The story is based around a Melbourne photographer named Abraham.
“Abraham is given a prediction that he’s only got a short time to live,” Ms Cannon said.
“Peter was not ill when he wrote that book. So it’s a terrible thing of life imitating art.
“Once he’s given that prediction, he’s a cynic so he needs something really to jolt him out.
“That makes him start to reflect on his life and the book is a story of his reflection on his life.”
Ms Cannon said the tale was a reflection on Mr Davis’s life and way of thinking.
“But even though it sounds kind of heavy, lots of people have been saying it’s very accessible because of the way the story is,” she said.
“Peter was a storyteller so whether he was teaching or talking to us he always spoke in stories.”
Abraham’s Pictures was Mr Davis’s first work of fiction. He began writing it for his PhD which RMIT University awarded him in December 2007.
He had written for international and national newspapers and magazines for 25 years before he tried his hand at fiction.
Mr Davis was also an avid photographer and several of his shots are used in the book and attributed to have been taken by the Abraham character for his exhibition.
“So he’s kind of had a bit of a breakthrough in having a novel with pictures,” Ms Cannon said.
His work as a freelance writer and photographer took Mr Davis around the world.
He was reporting in Berlin during the fall of the Berlin Wall and was nominated for a United Nations Media Peace Prize for his features and photographs documenting life in the Mumbai slums.
Before his death, Mr Davis said he’d always lived with a sense of being an outsider.
“So I have sought to look at how others establish a sense of place in their world while working out my own,” he had said.
“And my own place has been firmly rooted in the milieu of both teaching and story telling.”
Mr Davis had said the two were intertwined. “As a story teller I have taken delight in helping others find a creative expression with their own narrative,” he said.
“I am proud to have mentored many young writers and photographers seeking creative expression.”
Mr Davis battled melanoma for several years before he died.

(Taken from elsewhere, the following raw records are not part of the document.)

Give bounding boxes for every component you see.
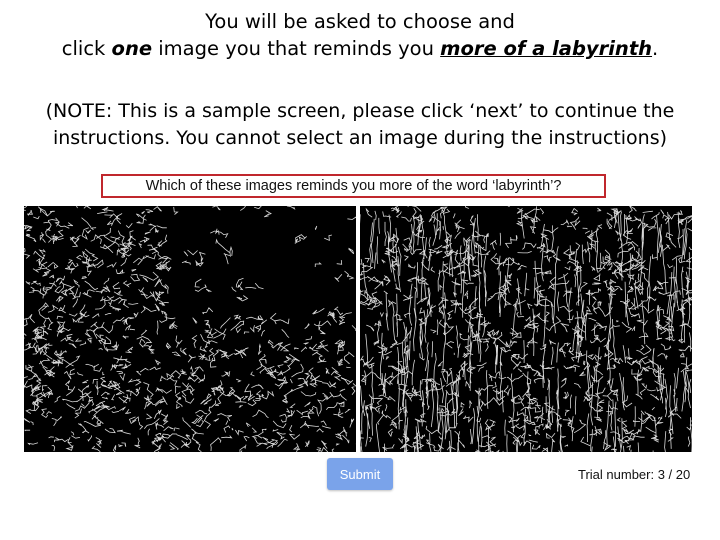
note-line-2: instructions. You cannot select an image… [52,127,668,149]
emphasis-labyrinth: more of a labyrinth [440,37,653,60]
instruction-text: image you that reminds you [152,37,441,60]
instruction-text: . [652,37,659,60]
question-prompt: Which of these images reminds you more o… [101,174,606,198]
image-option-left[interactable] [24,206,356,452]
image-option-right[interactable] [360,206,692,452]
edge-image-left [24,206,356,452]
emphasis-one: one [111,37,153,60]
instruction-line-2: click one image you that reminds you mor… [0,35,720,62]
note-line-1: (NOTE: This is a sample screen, please c… [45,100,675,122]
instruction-note: (NOTE: This is a sample screen, please c… [0,98,720,152]
instruction-text: click [61,37,112,60]
instruction-heading: You will be asked to choose and click on… [0,8,720,62]
edge-image-right [360,206,692,452]
trial-counter: Trial number: 3 / 20 [578,467,691,482]
submit-button[interactable]: Submit [327,458,393,490]
instruction-line-1: You will be asked to choose and [205,10,515,33]
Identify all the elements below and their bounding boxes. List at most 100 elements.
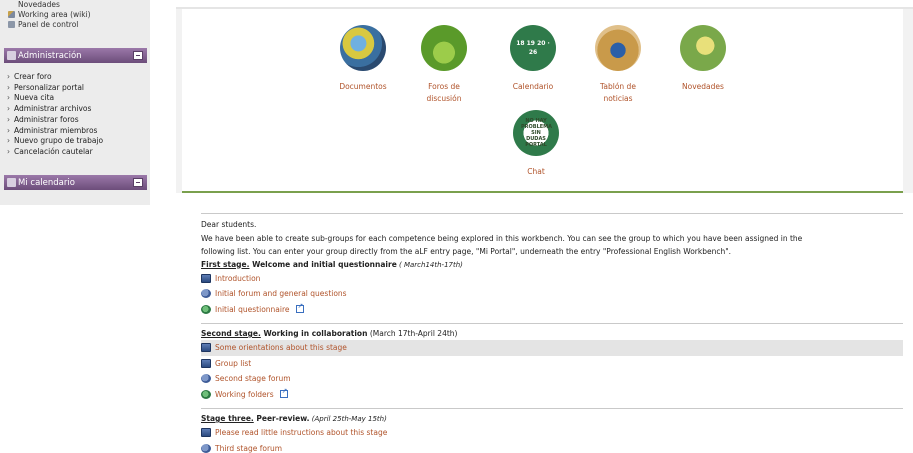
- chevron-right-icon: ›: [7, 114, 10, 124]
- stage-name: Peer-review.: [253, 414, 310, 423]
- page-icon: [201, 343, 211, 353]
- admin-menu-label: Administrar archivos: [14, 104, 92, 114]
- sidebar-link-control-panel[interactable]: Panel de control: [0, 20, 150, 29]
- external-link-icon[interactable]: [279, 387, 288, 399]
- tool-label: Chat: [527, 167, 545, 176]
- chevron-right-icon: ›: [7, 93, 10, 103]
- sidebar: Novedades Working area (wiki) Panel de c…: [0, 0, 150, 205]
- control-panel-icon: [8, 21, 15, 28]
- folder-icon: [201, 304, 211, 314]
- resource-working-folders[interactable]: Working folders: [201, 387, 904, 403]
- tool-documents[interactable]: Documentos: [323, 25, 403, 93]
- admin-menu-label: Personalizar portal: [14, 82, 85, 92]
- tool-label: Novedades: [682, 82, 724, 91]
- sidebar-link-label: Panel de control: [18, 20, 79, 29]
- page-icon: [201, 273, 211, 283]
- resource-second-forum[interactable]: Second stage forum: [201, 371, 904, 387]
- resource-label: Second stage forum: [215, 374, 291, 384]
- admin-menu-label: Nuevo grupo de trabajo: [14, 136, 104, 146]
- resource-label: Please read little instructions about th…: [215, 428, 388, 438]
- sidebar-link-novedades[interactable]: Novedades: [0, 0, 150, 9]
- tool-chat[interactable]: NO HAY PROBLEMA SIN DUDAS PORTAL Chat: [496, 110, 576, 178]
- admin-menu-item[interactable]: › Administrar archivos: [7, 104, 103, 115]
- stage-title-first: First stage. Welcome and initial questio…: [201, 259, 904, 271]
- forum-icon: [201, 289, 211, 299]
- forums-icon: [421, 25, 467, 71]
- resource-introduction[interactable]: Introduction: [201, 271, 904, 287]
- main-content: Dear students. We have been able to crea…: [201, 213, 904, 453]
- tool-forums[interactable]: Foros de discusión: [404, 25, 484, 105]
- resource-label: Working folders: [215, 389, 274, 399]
- admin-menu-item[interactable]: › Crear foro: [7, 72, 103, 83]
- resource-instructions[interactable]: Please read little instructions about th…: [201, 425, 904, 441]
- external-link-icon[interactable]: [295, 302, 304, 314]
- admin-menu-item[interactable]: › Administrar foros: [7, 115, 103, 126]
- admin-menu-item[interactable]: › Personalizar portal: [7, 83, 103, 94]
- chevron-right-icon: ›: [7, 125, 10, 135]
- admin-menu-label: Administrar foros: [14, 114, 79, 124]
- sidebar-link-label: Working area (wiki): [18, 10, 91, 19]
- resource-label: Introduction: [215, 273, 261, 283]
- panel-right-strip: [903, 9, 913, 193]
- news-icon: [680, 25, 726, 71]
- resource-group-list[interactable]: Group list: [201, 356, 904, 372]
- pencil-icon: [8, 11, 15, 18]
- admin-menu-label: Cancelación cautelar: [14, 146, 93, 156]
- resource-third-forum[interactable]: Third stage forum: [201, 441, 904, 453]
- resource-initial-questionnaire[interactable]: Initial questionnaire: [201, 302, 904, 318]
- bulletin-board-icon: [595, 25, 641, 71]
- admin-menu-item[interactable]: › Cancelación cautelar: [7, 147, 103, 158]
- page-icon: [201, 428, 211, 438]
- stage-title-third: Stage three. Peer-review. (April 25th-Ma…: [201, 413, 904, 425]
- tool-label: Foros de discusión: [426, 82, 462, 103]
- admin-header-label: Administración: [18, 50, 82, 61]
- stage-label: Stage three.: [201, 414, 254, 423]
- collapse-icon[interactable]: [133, 51, 143, 60]
- admin-menu-label: Administrar miembros: [14, 125, 98, 135]
- tool-news[interactable]: Novedades: [663, 25, 743, 93]
- greeting-text: Dear students.: [201, 220, 257, 229]
- collapse-icon[interactable]: [133, 178, 143, 187]
- resource-initial-forum[interactable]: Initial forum and general questions: [201, 286, 904, 302]
- admin-menu-item[interactable]: › Nuevo grupo de trabajo: [7, 136, 103, 147]
- calendar-icon: 18 19 20 · 26: [510, 25, 556, 71]
- sidebar-link-label: Novedades: [18, 0, 60, 9]
- stage-dates: (March 17th-April 24th): [367, 329, 458, 338]
- admin-menu-label: Nueva cita: [14, 93, 55, 103]
- chevron-right-icon: ›: [7, 82, 10, 92]
- admin-section-header: Administración: [4, 48, 147, 63]
- stage-title-second: Second stage. Working in collaboration (…: [201, 328, 904, 340]
- admin-icon: [7, 51, 16, 60]
- resource-label: Some orientations about this stage: [215, 343, 347, 353]
- sidebar-link-working-area[interactable]: Working area (wiki): [0, 10, 150, 19]
- page-icon: [201, 358, 211, 368]
- stage-name: Welcome and initial questionnaire: [249, 259, 397, 269]
- tool-calendar[interactable]: 18 19 20 · 26 Calendario: [493, 25, 573, 93]
- tool-label: Calendario: [512, 82, 554, 91]
- resource-orientations[interactable]: Some orientations about this stage: [201, 340, 903, 356]
- folder-icon: [201, 389, 211, 399]
- admin-menu-item[interactable]: › Nueva cita: [7, 93, 103, 104]
- resource-label: Group list: [215, 358, 252, 368]
- admin-menu-item[interactable]: › Administrar miembros: [7, 126, 103, 137]
- intro-text-line2: following list. You can enter your group…: [201, 247, 732, 256]
- stage-dates: ( March14th-17th): [396, 260, 463, 269]
- documents-icon: [340, 25, 386, 71]
- chat-icon: NO HAY PROBLEMA SIN DUDAS PORTAL: [513, 110, 559, 156]
- chevron-right-icon: ›: [7, 72, 10, 81]
- intro-text-line1: We have been able to create sub-groups f…: [201, 233, 803, 243]
- resource-label: Initial questionnaire: [215, 304, 290, 314]
- chevron-right-icon: ›: [7, 104, 10, 114]
- stage-dates: (April 25th-May 15th): [309, 415, 387, 423]
- tool-label: Documentos: [339, 82, 387, 91]
- stage-label: First stage.: [201, 259, 250, 269]
- calendar-header-label: Mi calendario: [18, 177, 75, 188]
- calendar-small-icon: [7, 178, 16, 187]
- admin-menu-label: Crear foro: [14, 72, 52, 81]
- panel-left-strip: [176, 9, 182, 193]
- chevron-right-icon: ›: [7, 136, 10, 146]
- forum-icon: [201, 374, 211, 384]
- tool-bulletin-board[interactable]: Tablón de noticias: [578, 25, 658, 105]
- resource-label: Third stage forum: [215, 443, 283, 453]
- forum-icon: [201, 443, 211, 453]
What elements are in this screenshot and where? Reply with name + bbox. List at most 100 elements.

He said the experience was “an unbelievable roller coaster” for him, Ms Cannon and their friends and family.
“There have been times where I felt cheated – 53 is, after all, not old,” he said.
“There are so many more things I have wanted to achieve – to see – to dream and to imagine.”
He said his illness served as a reminder of the value of loved ones. “I have always known this but as the months unfolded I came to cherish this more than anything,” he said.